Optimized L-SNEDDS and spray-dried S-SNEDDS using a linked QbD-DM3 rational design for model compound ketoprofen

Abstract

A QbD-DM3 strategy was used to design ketoprofen (KTF) optimized liquid (L-SNEDDS) and solid self-nanoemulsifying drug delivery systems (S-SNEDDS). Principal component analysis was used to identify the optimized L-SNEDDS containing Capmul® MCM NF, 10 % w/w; Kolliphor® ELP, 60 % w/w; and propylene glycol, 30 % w/w. The S-SNEDDS was manufactured by spray-drying a feed dispersion prepared by dissolving the optimized KTF-loaded L-SNEDDS in an ethanol-Aerosil® 200 dispersion.

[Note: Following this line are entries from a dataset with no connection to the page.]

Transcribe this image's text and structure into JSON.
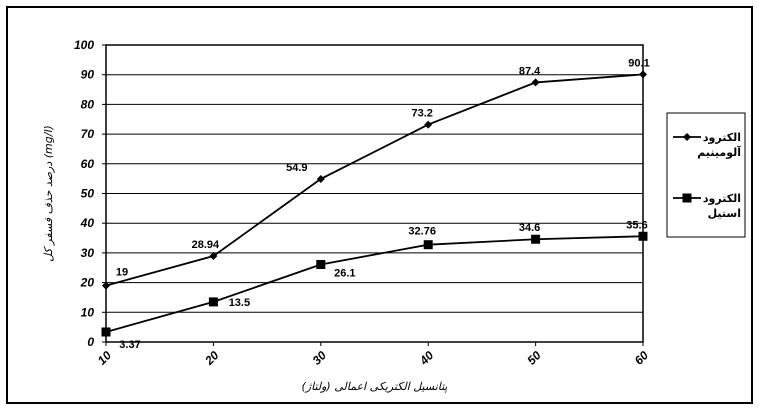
{
  "chart_data": {
    "type": "line",
    "xlabel": "پتانسیل الکتریکی اعمالی (ولتاژ)",
    "ylabel": "درصد حذف فسفر کل (mg/l)",
    "x": [
      10,
      20,
      30,
      40,
      50,
      60
    ],
    "xlim": [
      10,
      60
    ],
    "ylim": [
      0,
      100
    ],
    "yticks": [
      0,
      10,
      20,
      30,
      40,
      50,
      60,
      70,
      80,
      90,
      100
    ],
    "grid": true,
    "legend_position": "right",
    "series": [
      {
        "name_lines": [
          "الکترود",
          "آلومینیم"
        ],
        "marker": "diamond",
        "color": "#000000",
        "values": [
          19,
          28.94,
          54.9,
          73.2,
          87.4,
          90.1
        ],
        "labels": [
          "19",
          "28.94",
          "54.9",
          "73.2",
          "87.4",
          "90.1"
        ]
      },
      {
        "name_lines": [
          "الکترود",
          "استیل"
        ],
        "marker": "square",
        "color": "#000000",
        "values": [
          3.37,
          13.5,
          26.1,
          32.76,
          34.6,
          35.6
        ],
        "labels": [
          "3.37",
          "13.5",
          "26.1",
          "32.76",
          "34.6",
          "35.6"
        ]
      }
    ]
  }
}
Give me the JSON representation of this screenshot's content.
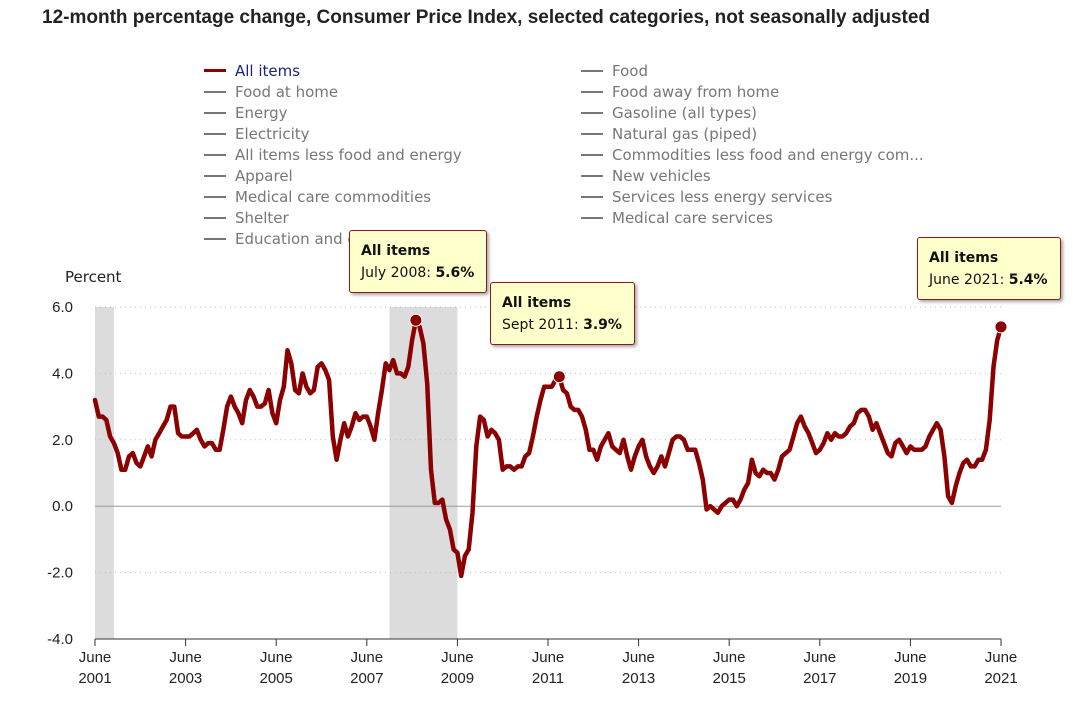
{
  "title": "12-month percentage change, Consumer Price Index, selected categories, not seasonally adjusted",
  "legend": {
    "left": [
      "All items",
      "Food at home",
      "Energy",
      "Electricity",
      "All items less food and energy",
      "Apparel",
      "Medical care commodities",
      "Shelter",
      "Education and c"
    ],
    "right": [
      "Food",
      "Food away from home",
      "Gasoline (all types)",
      "Natural gas (piped)",
      "Commodities less food and energy com...",
      "New vehicles",
      "Services less energy services",
      "Medical care services"
    ]
  },
  "colors": {
    "series": "#8b0000",
    "recession": "#dcdcdc",
    "legend_inactive": "#777777",
    "legend_active": "#1a237e"
  },
  "callouts": [
    {
      "title": "All items",
      "label": "July 2008:",
      "value": "5.6%"
    },
    {
      "title": "All items",
      "label": "Sept 2011:",
      "value": "3.9%"
    },
    {
      "title": "All items",
      "label": "June 2021:",
      "value": "5.4%"
    }
  ],
  "chart_data": {
    "type": "line",
    "title": "12-month percentage change, Consumer Price Index, selected categories, not seasonally adjusted",
    "ylabel": "Percent",
    "ylim": [
      -4.0,
      6.0
    ],
    "yticks": [
      "6.0",
      "4.0",
      "2.0",
      "0.0",
      "-2.0",
      "-4.0"
    ],
    "xticks": [
      {
        "month": "June",
        "year": "2001"
      },
      {
        "month": "June",
        "year": "2003"
      },
      {
        "month": "June",
        "year": "2005"
      },
      {
        "month": "June",
        "year": "2007"
      },
      {
        "month": "June",
        "year": "2009"
      },
      {
        "month": "June",
        "year": "2011"
      },
      {
        "month": "June",
        "year": "2013"
      },
      {
        "month": "June",
        "year": "2015"
      },
      {
        "month": "June",
        "year": "2017"
      },
      {
        "month": "June",
        "year": "2019"
      },
      {
        "month": "June",
        "year": "2021"
      }
    ],
    "x_range": [
      "2001-06",
      "2021-06"
    ],
    "grid": "dotted horizontal",
    "recessions": [
      [
        "2001-06",
        "2001-11"
      ],
      [
        "2007-12",
        "2009-06"
      ]
    ],
    "highlight_points": [
      {
        "date": "2008-07",
        "value": 5.6
      },
      {
        "date": "2011-09",
        "value": 3.9
      },
      {
        "date": "2021-06",
        "value": 5.4
      }
    ],
    "series": [
      {
        "name": "All items",
        "start": "2001-06",
        "frequency": "monthly",
        "values": [
          3.2,
          2.7,
          2.7,
          2.6,
          2.1,
          1.9,
          1.6,
          1.1,
          1.1,
          1.5,
          1.6,
          1.3,
          1.2,
          1.5,
          1.8,
          1.5,
          2.0,
          2.2,
          2.4,
          2.6,
          3.0,
          3.0,
          2.2,
          2.1,
          2.1,
          2.1,
          2.2,
          2.3,
          2.0,
          1.8,
          1.9,
          1.9,
          1.7,
          1.7,
          2.3,
          3.0,
          3.3,
          3.0,
          2.8,
          2.5,
          3.2,
          3.5,
          3.3,
          3.0,
          3.0,
          3.1,
          3.5,
          2.8,
          2.5,
          3.2,
          3.6,
          4.7,
          4.3,
          3.5,
          3.4,
          4.0,
          3.6,
          3.4,
          3.5,
          4.2,
          4.3,
          4.1,
          3.8,
          2.1,
          1.4,
          2.0,
          2.5,
          2.1,
          2.4,
          2.8,
          2.6,
          2.7,
          2.7,
          2.4,
          2.0,
          2.8,
          3.5,
          4.3,
          4.1,
          4.4,
          4.0,
          4.0,
          3.9,
          4.2,
          5.0,
          5.6,
          5.4,
          4.9,
          3.7,
          1.1,
          0.1,
          0.1,
          0.2,
          -0.4,
          -0.7,
          -1.3,
          -1.4,
          -2.1,
          -1.5,
          -1.3,
          -0.2,
          1.8,
          2.7,
          2.6,
          2.1,
          2.3,
          2.2,
          2.0,
          1.1,
          1.2,
          1.2,
          1.1,
          1.2,
          1.2,
          1.5,
          1.6,
          2.1,
          2.7,
          3.2,
          3.6,
          3.6,
          3.6,
          3.8,
          3.9,
          3.5,
          3.4,
          3.0,
          2.9,
          2.9,
          2.7,
          2.3,
          1.7,
          1.7,
          1.4,
          1.8,
          2.0,
          2.2,
          1.8,
          1.7,
          1.6,
          2.0,
          1.5,
          1.1,
          1.5,
          1.8,
          2.0,
          1.5,
          1.2,
          1.0,
          1.2,
          1.5,
          1.2,
          1.6,
          2.0,
          2.1,
          2.1,
          2.0,
          1.7,
          1.7,
          1.7,
          1.3,
          0.8,
          -0.1,
          0.0,
          -0.1,
          -0.2,
          0.0,
          0.1,
          0.2,
          0.2,
          0.0,
          0.2,
          0.5,
          0.7,
          1.4,
          1.0,
          0.9,
          1.1,
          1.0,
          1.0,
          0.8,
          1.1,
          1.5,
          1.6,
          1.7,
          2.1,
          2.5,
          2.7,
          2.4,
          2.2,
          1.9,
          1.6,
          1.7,
          1.9,
          2.2,
          2.0,
          2.2,
          2.1,
          2.1,
          2.2,
          2.4,
          2.5,
          2.8,
          2.9,
          2.9,
          2.7,
          2.3,
          2.5,
          2.2,
          1.9,
          1.6,
          1.5,
          1.9,
          2.0,
          1.8,
          1.6,
          1.8,
          1.7,
          1.7,
          1.7,
          1.8,
          2.1,
          2.3,
          2.5,
          2.3,
          1.5,
          0.3,
          0.1,
          0.6,
          1.0,
          1.3,
          1.4,
          1.2,
          1.2,
          1.4,
          1.4,
          1.7,
          2.6,
          4.2,
          5.0,
          5.4
        ]
      }
    ]
  }
}
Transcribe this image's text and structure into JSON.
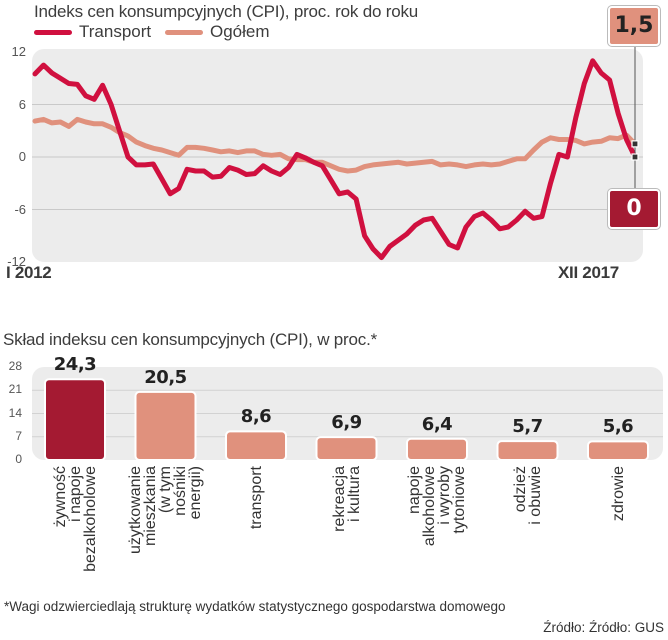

A Box Behnken design was employed to evaluate the effect of drug concentration (DC), Aerosil® 200 concentration (AC) and feed rate (FR) on maximizing percent yield (PY) and loading efficiency (LE). The optimal levels of DC, AC, and FR were 19.9 % w/w, 30.0 % w/w, and 15.0 %, respectively. The optimized S-SNEDDS was amorphous, and its dissolution showed a 2.37-fold increase in drug release compared to KTF in 0.1 HCl. An optimized independent spray-dried S-SNEDDS verification batch showed that the predicted and observed PY and LE were 70.49 % and 92.49 %, and 70.02 % and 91.27 %, respectively. The optimized L-SNEDDS and S-SNEDDS also met their quality target product profile criteria for globule size <100 nm, polydispersity index < 0.400, emulsification time < 30 s, and KTF L-SNEDDS solubility 100-fold greater than its water solubility.